During the 1940s and 1950s it was clarified that the bulk of ATP is formed in cell respiration in the mitochondria and
photosynthesis in the chloroplasts of plants. In 1960 the American scientist Efraim Racker and co-workers isolated, from
mitochondria, the enzyme "F o F 1 ATPase" which we now call ATP synthase. The enzyme can be divided into an F 1 part
containing the catalytic center and the F o part coupling the F 1 part to the membrane. The same enzyme exists in chloroplasts
and bacteria. In 1961 Peter Mitchell presented what is termed the chemiosmotic hypothesis for which he received the Nobel
Prize in 1978. He showed that cell respiration leads to a difference in hydrogen ion concentration (pH) inside and outside the
mitochondrial membrane, and that a stream of hydrogen ions drives the formation of ATP. The same applies to the chloroplast
membrane. The coupling of ATP synthase to hydrogen ion transport takes place via the F o part.

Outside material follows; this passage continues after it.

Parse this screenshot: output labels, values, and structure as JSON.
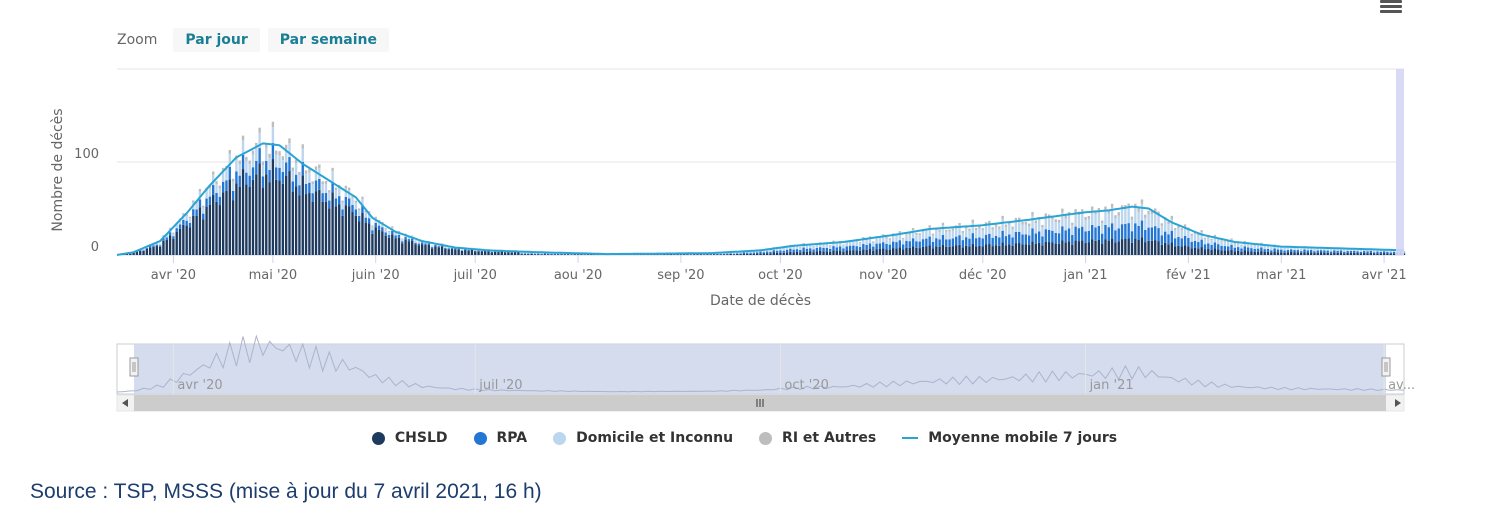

Paul D. Boyer began his studies of ATP formation in the early 1950s and is still highly active as a scientist. His chief
interest has been to find out by isotope techniques how ATP synthase functions and particularly how it uses energy to create
new ATP. His work has been crowned with unusual success in the past few years. ATP synthase has a mode of function that is
unusual for enzymes, and this required much time and extensive studies to establish. John E. Walker made his first studies of
ATP synthase at the beginning of the 1980s. His starting point was that a detailed chemical and structural knowledge of an
enzyme is required to understand in detail how it functions. He therefore determined the amino acid sequences in the
constituent protein units. During the 1990s he has collaborated with crystallographers to clarify the three-dimensional structure
of ATP synthase. So far, the structure of the enzyme's F 1 part has been established. Walker's work complements Boyer's in a
remarkable manner and further studies based on this structure demonstrate the correctness of the mechanism proposed by
Boyer.

The Royal Swedish Academy of Sciences has decided to award the 1997 Nobel Prize in Chemistry with one half to
Professor Paul D. Boyer, University of California, Los Angeles, USA, and Dr. John E. Walker, Medical Research Council
Laboratory of Molecular Biology, Cambridge, United Kingdom for their elucidation of the enzymatic mechanism underlying the
synthesis of adenosine triphosphate (ATP).